The biggest lesson Lief has learned over the years? Start working with kids as early as possible.
"We now start with pregnant mothers," he says. "We make sure they deliver a healthy baby."
Some of the Ubuntu children have been able to go to college and begin professional careers. But all of those who stick with the program are benefited.
Ubuntu works closely with private-sector employers looking for good recruits. Ubuntu's children will earn $8.70 over their lifetimes for every dollar that Ubuntu invests in them, Lief says.
"Kids coming through our program are disciplined, healthy, ready to engage in the work force," he says, so they are attractive to employers, who often follow up with their own on-the-job training.

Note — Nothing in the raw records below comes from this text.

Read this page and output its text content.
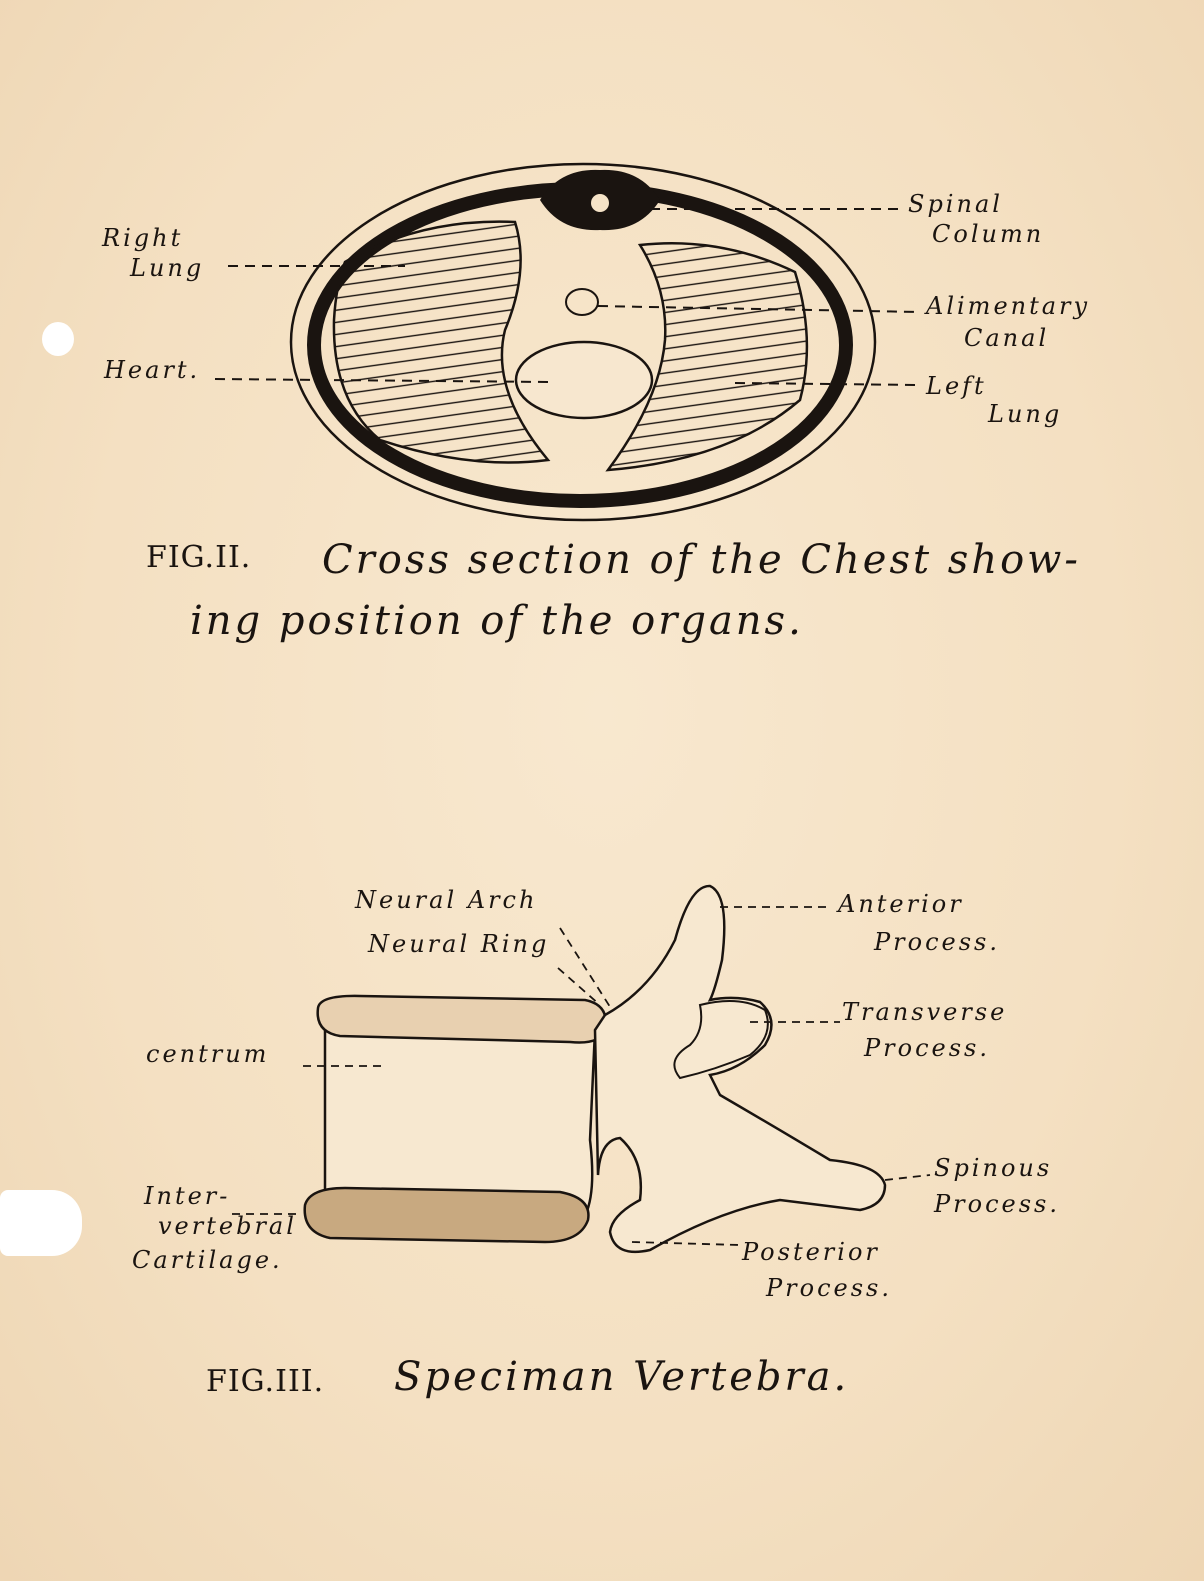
Right
Lung
Heart.
Spinal
Column
Alimentary
Canal
Left
Lung
FIG.II. Cross section of the Chest show-
ing position of the organs.
Neural Arch
Neural Ring
Anterior
Process.
Transverse
Process.
centrum
Spinous
Process.
Inter-
vertebral
Cartilage.	Posterior
Process.
FIG.III. Speciman Vertebra.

Another lesson Lief has learned from 15 years working closely with disadvantaged kids: Show them tough love.
"We kick children out [of the program] all the time," he says. "Our children are required to show up on time, to play by our rules.
"You're not going to get kicked out if you fail a math test; you [do] get kicked out if you didn't show up for your study period and study hard for it. That's when you get kicked out. If you're putting the effort in, we're going to work with you."
With enough support, even children from very challenging circumstance can succeed, Lief says, an idea that is reflected in one of Ubuntu's mottoes: "Your birthplace should not determine your future."